Startuje sezon ligowy w Niemczech. W pierwszym spotkaniu zmierzą się drużyny MSC Brokstedt i ACL Landshut. W ekipie gości wystąpi lider szwedzkiej reprezentacji, Antonio Lindbaeck. Z kolei barw gospodarzy będzie bronił kapitan Niemców, Martin Smolinski.
Już 10 maja w Landshut odbędzie się druga runda Speedway Best Pairs Cup. Zanim do tego dojdzie, miejscowa drużyna ACL Landshut pragnie wywalczyć punkty do ligowej tabeli, aby na koniec sezonu wznieść puchar za Mistrzostwo Niemiec.
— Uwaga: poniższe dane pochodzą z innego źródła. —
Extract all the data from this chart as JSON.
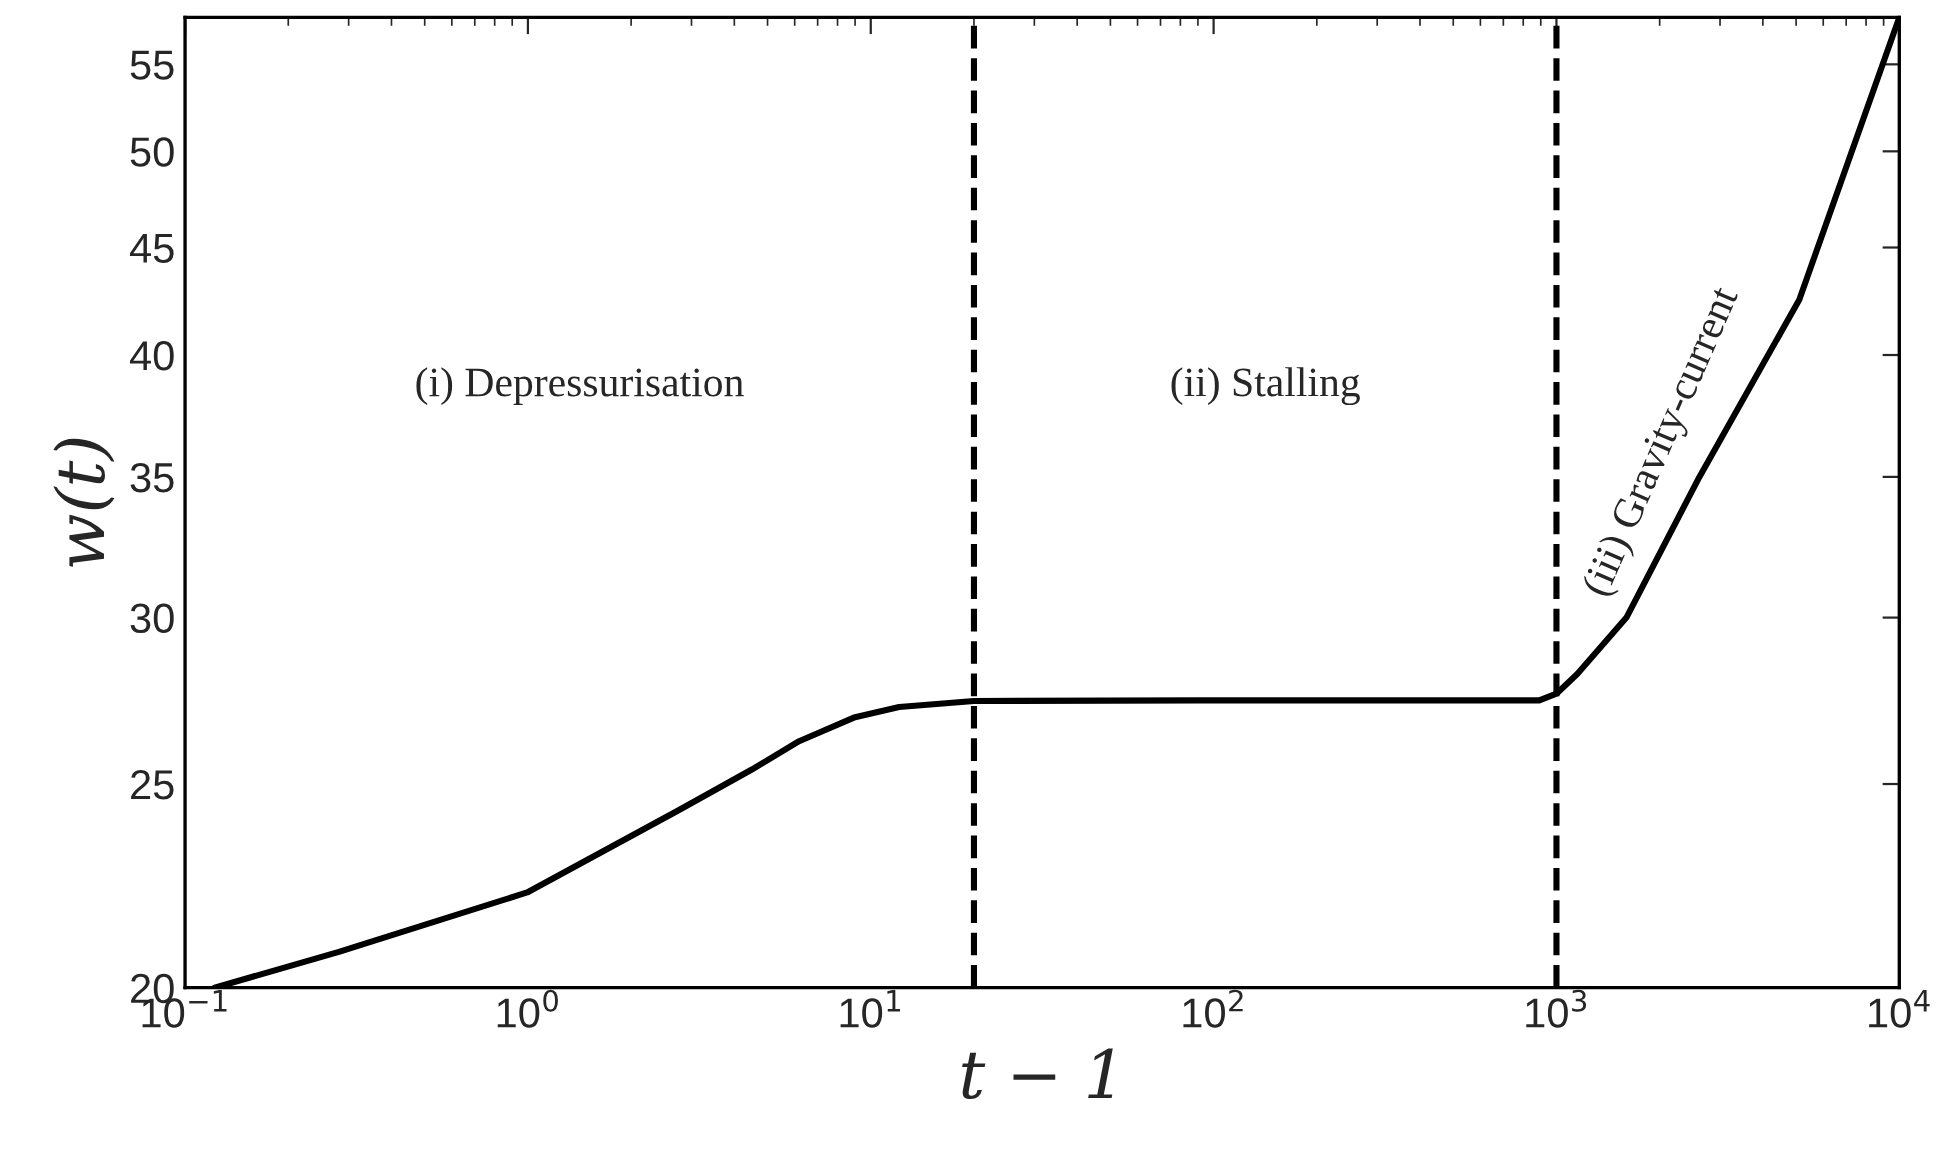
{
  "chart_data": {
    "type": "line",
    "xlabel": "t − 1",
    "ylabel": "w(t)",
    "log": "xy",
    "grid": false,
    "marker": "none",
    "line_style": "solid",
    "x": [
      0.122,
      0.281,
      0.995,
      2.76,
      4.5,
      6.18,
      9,
      12.1,
      20,
      90.8,
      891,
      1000,
      1150,
      1600,
      2612,
      5108,
      10000
    ],
    "series": [
      {
        "color": "#000000",
        "values": [
          20,
          20.8,
          22.2,
          24.3,
          25.4,
          26.2,
          26.9,
          27.2,
          27.38,
          27.4,
          27.4,
          27.6,
          28.2,
          30,
          35,
          42.5,
          57.9
        ]
      }
    ],
    "xlim": [
      0.1,
      10000
    ],
    "ylim": [
      20,
      57.9
    ],
    "xticks": [
      {
        "value": 0.1,
        "label": "10$^{−1}$"
      },
      {
        "value": 1,
        "label": "10$^{0}$"
      },
      {
        "value": 10,
        "label": "10$^{1}$"
      },
      {
        "value": 100,
        "label": "10$^{2}$"
      },
      {
        "value": 1000,
        "label": "10$^{3}$"
      },
      {
        "value": 10000,
        "label": "10$^{4}$"
      }
    ],
    "yticks": [
      20,
      25,
      30,
      35,
      40,
      45,
      50,
      55
    ],
    "ref_lines": [
      {
        "axis": "x",
        "value": 20,
        "color": "#000000",
        "line_style": "dashed"
      },
      {
        "axis": "x",
        "value": 1000,
        "color": "#000000",
        "line_style": "dashed"
      }
    ],
    "annotations": [
      "(i) Depressurisation",
      "(ii) Stalling",
      "(iii) Gravity-current"
    ]
  }
}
W obu drużynach gwiazdami są Smolinski i Lindbaeck, dla których sobotnie zawody będą niezłym przetarciem przed majową rundą Speedway Best Pairs Cup.
- Mam wiele planów na ten sezon, głównym jest powrót do ściślej światowej czołówki, a to mogę zrobić poprzez kwalifikacje i dobre występy w SEC. Ale nim to się stanie - chciałbym wspólnie z Andreasem Jonssonem pokazać się z jak najlepszej strony w Speedway Best Pairs Cup i wygrać jakiś turniej. W Toruniu się nie udało, może powiedzie się w Landshut. - mówi Antonio Lindbaeck.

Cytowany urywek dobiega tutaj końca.